On our way into the mountains we had stopped by a small lodge located in an isolated clearing on the Pencil Pine River, six or seven miles from the ranger station at Cradle Mountain National Park. We had been told that the operators of this place put out their kitchen and table scraps in a clearing and that in the evenings a good many animals, including an occasional devil, fed there. This proved to be the case, but the day we arrived we were too early for the garbage show and, worse, too late in the day for a meal. However, after some cajoling, a makeshift "tea" was provided. It was an ordinary meal, but it was followed by a truly outstanding dessert, a concoction of pastry, apricots and whipped cream. I carried on about its goodness until its maker, a talkative and talented woman named Fleur, came out of the kitchen. Fleur said she had cooked all over Australia and had taken the position at the country lodge while waiting for a gentleman friend to make arrangements for her to start her own restaurant in Launceston.

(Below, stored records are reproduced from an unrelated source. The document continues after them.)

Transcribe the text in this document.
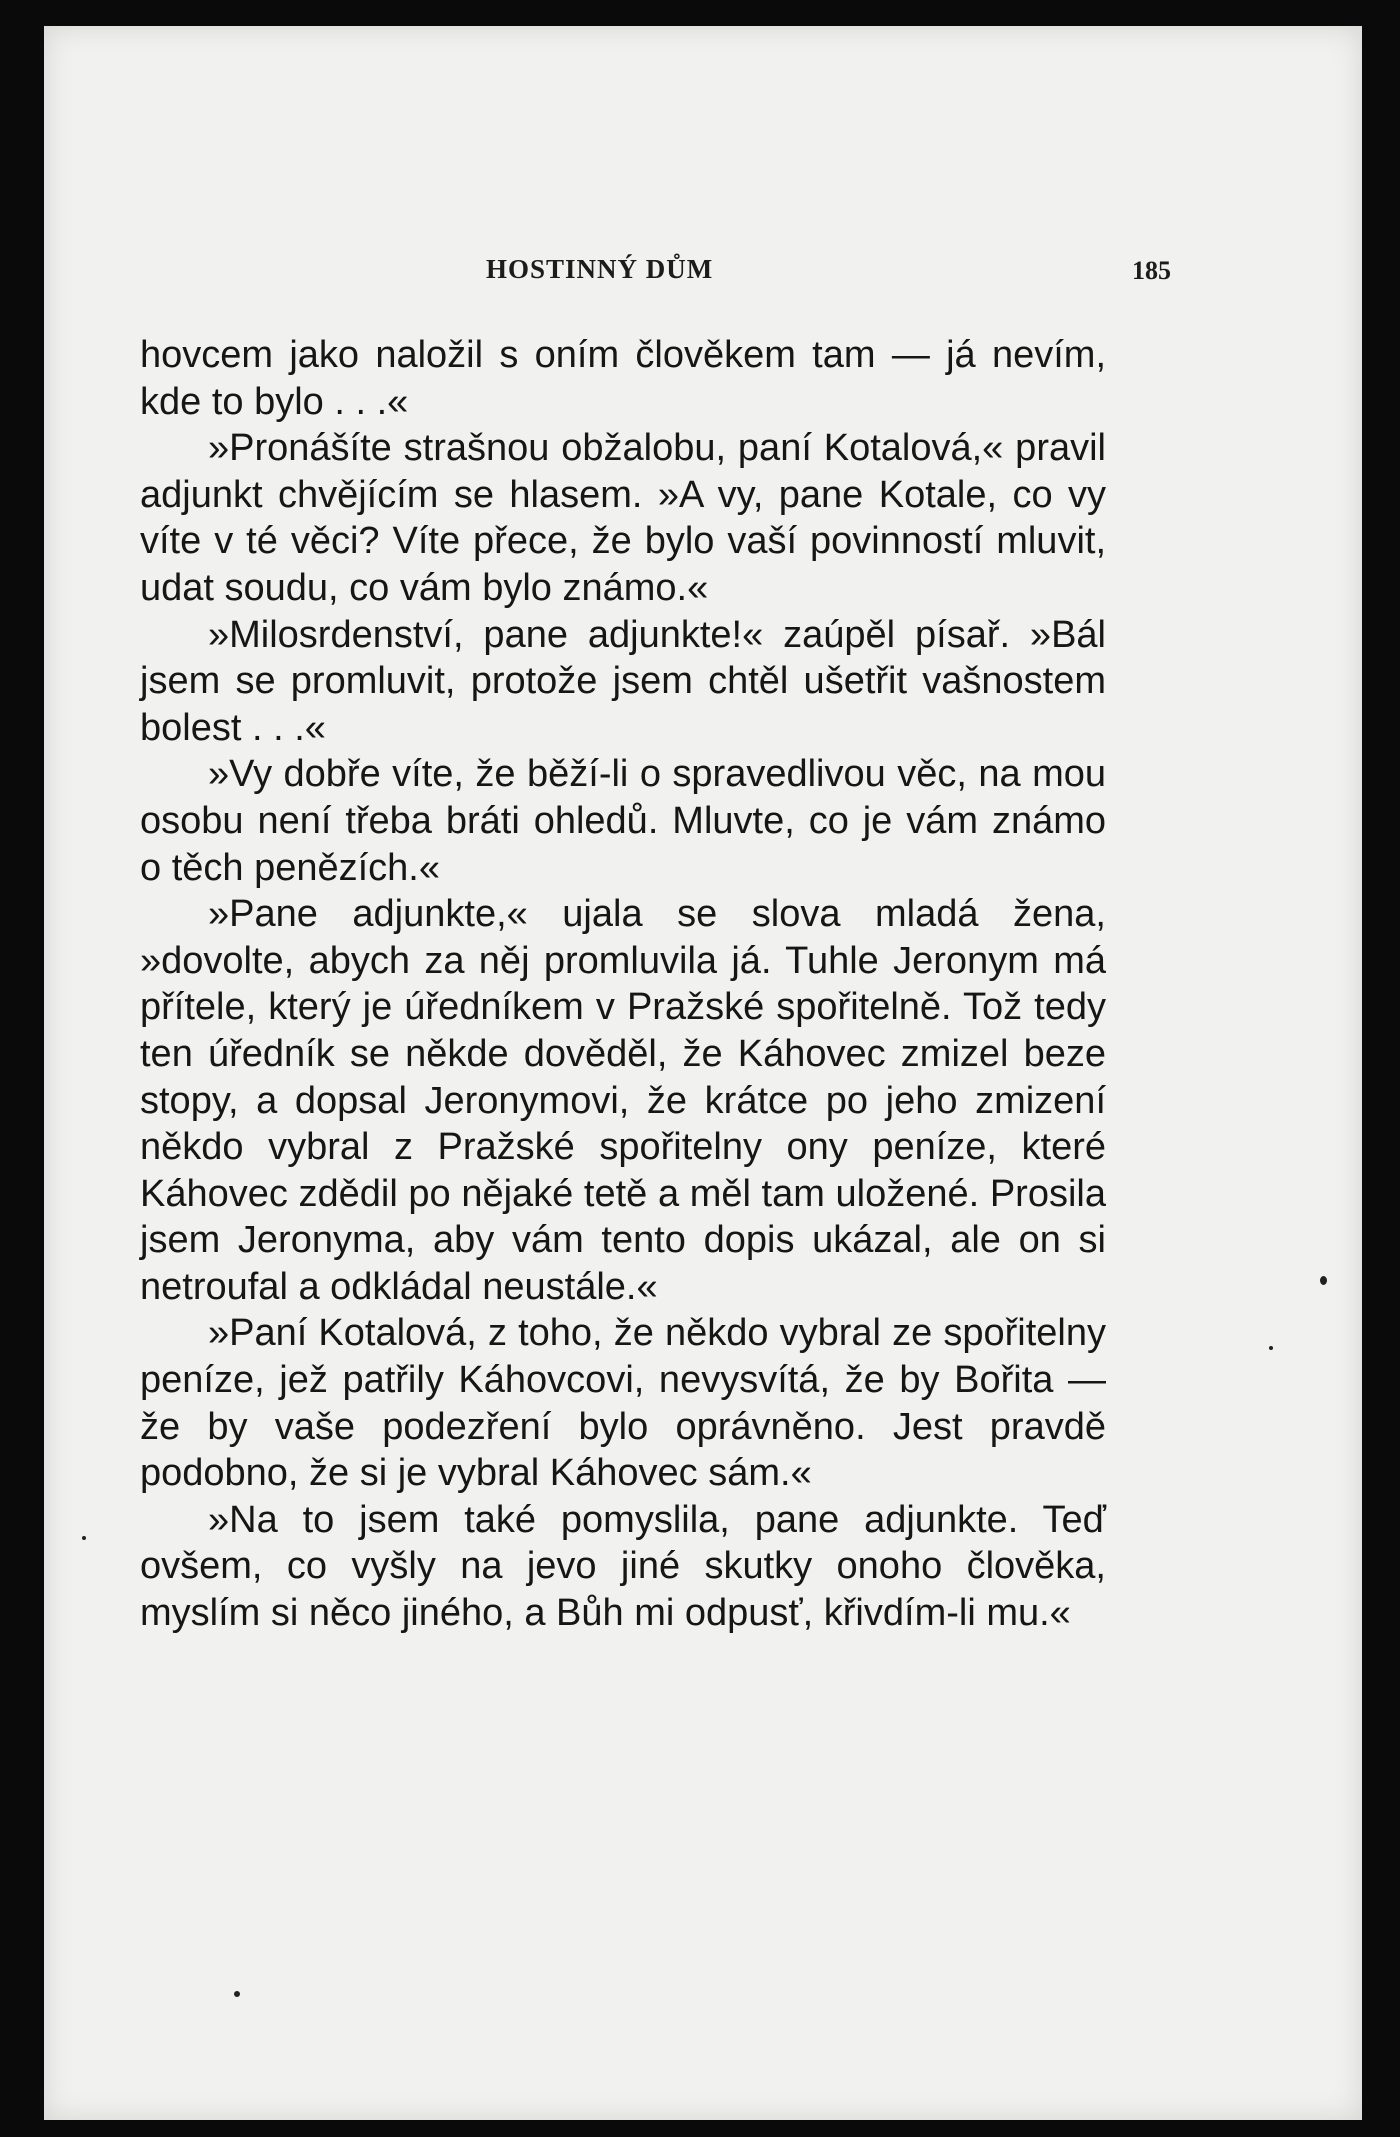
HOSTINNÝ DŮM	185

hovcem jako naložil s oním člověkem tam — já nevím, kde to bylo . . .«

»Pronášíte strašnou obžalobu, paní Kotalová,« pravil adjunkt chvějícím se hlasem. »A vy, pane Kotale, co vy víte v té věci? Víte přece, že bylo vaší povinností mluvit, udat soudu, co vám bylo známo.«

»Milosrdenství, pane adjunkte!« zaúpěl písař. »Bál jsem se promluvit, protože jsem chtěl ušetřit vašnostem bolest . . .«

»Vy dobře víte, že běží-li o spravedlivou věc, na mou osobu není třeba bráti ohledů. Mluvte, co je vám známo o těch penězích.«

»Pane adjunkte,« ujala se slova mladá žena, »dovolte, abych za něj promluvila já. Tuhle Jeronym má přítele, který je úředníkem v Pražské spořitelně. Tož tedy ten úředník se někde dověděl, že Káhovec zmizel beze stopy, a dopsal Jeronymovi, že krátce po jeho zmizení někdo vybral z Pražské spořitelny ony peníze, které Káhovec zdědil po nějaké tetě a měl tam uložené. Prosila jsem Jeronyma, aby vám tento dopis ukázal, ale on si netroufal a odkládal neustále.«

»Paní Kotalová, z toho, že někdo vybral ze spořitelny peníze, jež patřily Káhovcovi, nevysvítá, že by Bořita — že by vaše podezření bylo oprávněno. Jest pravdě podobno, že si je vybral Káhovec sám.«

»Na to jsem také pomyslila, pane adjunkte. Teď ovšem, co vyšly na jevo jiné skutky onoho člověka, myslím si něco jiného, a Bůh mi odpusť, křivdím-li mu.«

She said she had had a hard but independent life and had never lived in a slum nor let any man treat her like an old rag. Despite everything and being 64 years old, many people mistook her for 45, because she dressed and groomed herself modern. She apologized for the leftover food at tea and promised that if we were ever in the area again she could do much better.

I said that I bet she could and that as a matter of fact we were planning on returning in a week or so. Fleur said she did a nice rabbit in wine with a pumpkin casserole on the side. I said that sounded like a winner, especially if followed by some apricot delight. Fleur said, "If I do sigh so meself, me plum slice is a bit nicer."

I said plum slice it should be, and that unless we became hopelessly entangled in the horizontal scrub, we would be back to try it and look for devils. We were able to do both. The rabbits and the pumpkins justified Fleur's confidence, and though I would have bet heavily against it, the plum slice indeed topped the apricot delight. Laying in some reserve rations of the sweet, we went outside and began poking around in the underbrush between the lodge and the Pencil Pine River. At dusk a kitchen helper dumped several large cans of scraps in the usual clearing, and soon there were 50 or so wallabies, pademelons, possums, quolls and tiger cats (a slightly larger, stouter and less attractive version of the quoll) feeding on them. A half-dozen lodge guests came out to watch these creatures, and there was considerable loud talk to the effect that if everybody found a safe place and was very quiet, a devil might show up and do vicious things to wallabies. However, the wait proved long and boring, and after half an hour or so, the crowd dispersed. Sam and I were left sitting on eucalyptus stumps with flashlights, watching the moonlit garbage pile. About 11 p.m. the feeding animals became noticeably uneasy and drew back, and a devil, looking at first like a heavy, blobby shadow, arrived.

Overtly, the animal wasn't much different from those we had seen in the roadside zoos. However, a feral creature, even if it's only munching away on the remains of fricasseed rabbit, is always more satisfying to observe than one whose activities are restricted by captivity. The difference is somewhat the same as the difference between watching Lou Gehrig play first base and watching Gary Cooper play Lou Gehrig playing first base.